We are building a web-based chatbot that runs entirely on your machine. The AI model runs through Ollama, the backend is Node.js with Express, and the frontend is a clean chat interface. Zero data leaves your network.

Prerequisites

Step 1: Project Setup

mkdir local-chatbot && cd local-chatbot
npm init -y
npm install express

Step 2: Build the Server

Create server.js:

const express = require('express');
const app = express();

app.use(express.json());
app.use(express.static('public'));

const OLLAMA_URL = 'http://localhost:11434/api/chat';
const MODEL = 'llama3.2';

app.post('/api/chat', async (req, res) => {
  const { messages } = req.body;

  try {
    const response = await fetch(OLLAMA_URL, {
      method: 'POST',
      headers: { 'Content-Type': 'application/json' },
      body: JSON.stringify({
        model: MODEL,
        messages,
        stream: false,
      }),
    });

    const data = await response.json();
    res.json({ reply: data.message?.content || 'No response' });
  } catch (err) {
    res.status(500).json({ error: 'Failed to reach Ollama: ' + err.message });
  }
});

app.listen(3000, () => {
  console.log('Chatbot running at http://localhost:3000');
});

Step 3: Build the Frontend

Create public/index.html:

<!DOCTYPE html>
<html>
<head>
  <title>Local AI Chatbot</title>
  <style>
    body { font-family: system-ui; max-width: 600px; margin: 40px auto; background: #111; color: #eee; }
    #chat { height: 400px; overflow-y: auto; border: 1px solid #333; padding: 16px; border-radius: 8px; }
    .msg { margin: 8px 0; padding: 8px 12px; border-radius: 8px; }
    .user { background: #1a3a5c; text-align: right; }
    .bot { background: #1a2a1a; }
    #input { width: 100%; padding: 12px; background: #222; border: 1px solid #333; color: #eee; border-radius: 8px; margin-top: 8px; }
  </style>
</head>
<body>
  <h2>Local AI Chat</h2>
  <div id="chat"></div>
  <input id="input" placeholder="Type a message..." onkeydown="if(event.key==='Enter')send()">
  <script>
    const chat = document.getElementById('chat');
    const input = document.getElementById('input');
    const history = [];

    async function send() {
      const text = input.value.trim();
      if (!text) return;
      input.value = '';
      addMsg('user', text);
      history.push({ role: 'user', content: text });

      const res = await fetch('/api/chat', {
        method: 'POST',
        headers: { 'Content-Type': 'application/json' },
        body: JSON.stringify({ messages: history }),
      });
      const data = await res.json();
      const reply = data.reply || data.error || 'Error';
      addMsg('bot', reply);
      history.push({ role: 'assistant', content: reply });
    }

    function addMsg(role, text) {
      const div = document.createElement('div');
      div.className = 'msg ' + (role === 'user' ? 'user' : 'bot');
      div.textContent = text;
      chat.appendChild(div);
      chat.scrollTop = chat.scrollHeight;
    }
  </script>
</body>
</html>

Step 4: Run It

node server.js

Open http://localhost:3000 in your browser.

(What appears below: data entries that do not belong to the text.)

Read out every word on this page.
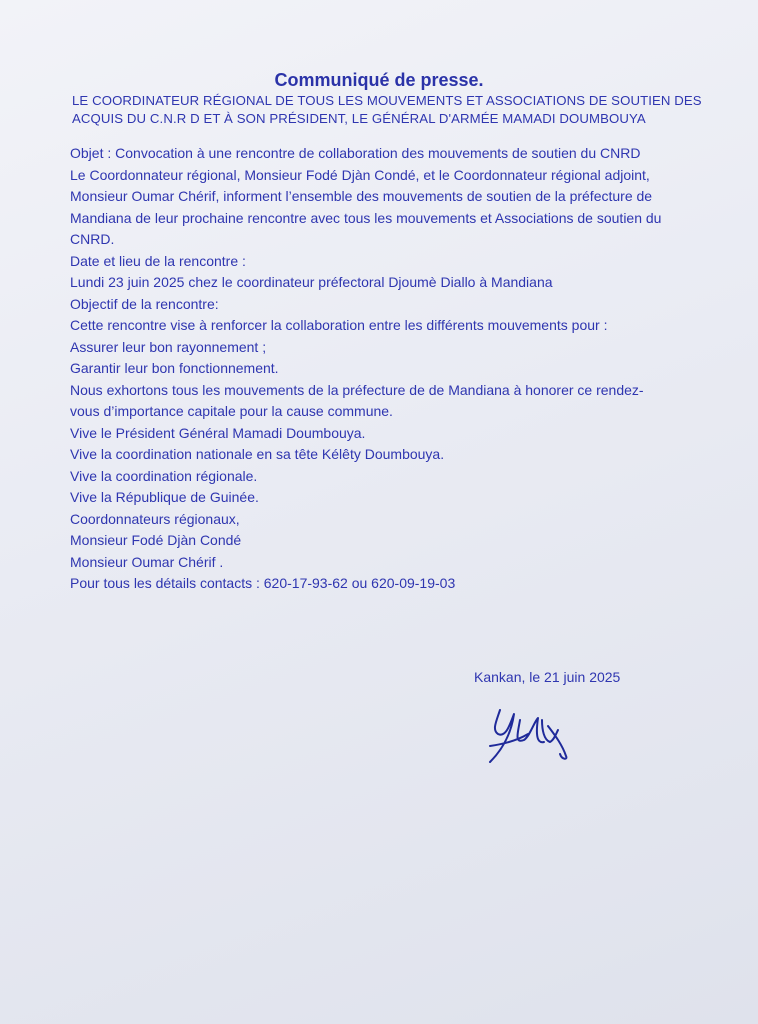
Communiqué de presse.
LE COORDINATEUR RÉGIONAL DE TOUS LES MOUVEMENTS ET ASSOCIATIONS DE SOUTIEN DES
ACQUIS DU C.N.R D ET À SON PRÉSIDENT, LE GÉNÉRAL D'ARMÉE MAMADI DOUMBOUYA
Objet : Convocation à une rencontre de collaboration des mouvements de soutien du CNRD
Le Coordonnateur régional, Monsieur Fodé Djàn Condé, et le Coordonnateur régional adjoint,
Monsieur Oumar Chérif, informent l’ensemble des mouvements de soutien de la préfecture de
Mandiana de leur prochaine rencontre avec tous les mouvements et Associations de soutien du
CNRD.
Date et lieu de la rencontre :
Lundi 23 juin 2025 chez le coordinateur préfectoral Djoumè Diallo à Mandiana
Objectif de la rencontre:
Cette rencontre vise à renforcer la collaboration entre les différents mouvements pour :
Assurer leur bon rayonnement ;
Garantir leur bon fonctionnement.
Nous exhortons tous les mouvements de la préfecture de de Mandiana à honorer ce rendez-
vous d’importance capitale pour la cause commune.
Vive le Président Général Mamadi Doumbouya.
Vive la coordination nationale en sa tête Kélêty Doumbouya.
Vive la coordination régionale.
Vive la République de Guinée.
Coordonnateurs régionaux,
Monsieur Fodé Djàn Condé
Monsieur Oumar Chérif .
Pour tous les détails contacts : 620-17-93-62 ou 620-09-19-03
Kankan, le 21 juin 2025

Type a message and press Enter. The response comes from your local Ollama instance — completely private.

Testing It

  1. Verify Ollama is running: curl http://localhost:11434/api/tags
  2. Start the server: node server.js
  3. Open the browser and send a test message
  4. Check the terminal for any error output

What is Next

Add streaming responses for a real-time typing effect. Add conversation persistence with a database. Add model selection so users can switch between models. Or add RAG to let the chatbot answer questions about your documents.

Frequently Asked Questions

Why is the response slow?

Local inference speed depends on your hardware. With CPU-only inference, expect 5-15 tokens per second. With a GPU, expect 30-100+ tokens per second. Smaller models are faster.

Can I use a different model?

Yes. Change the MODEL variable to any model you have pulled with Ollama. Try codellama for code questions or a larger model for better quality.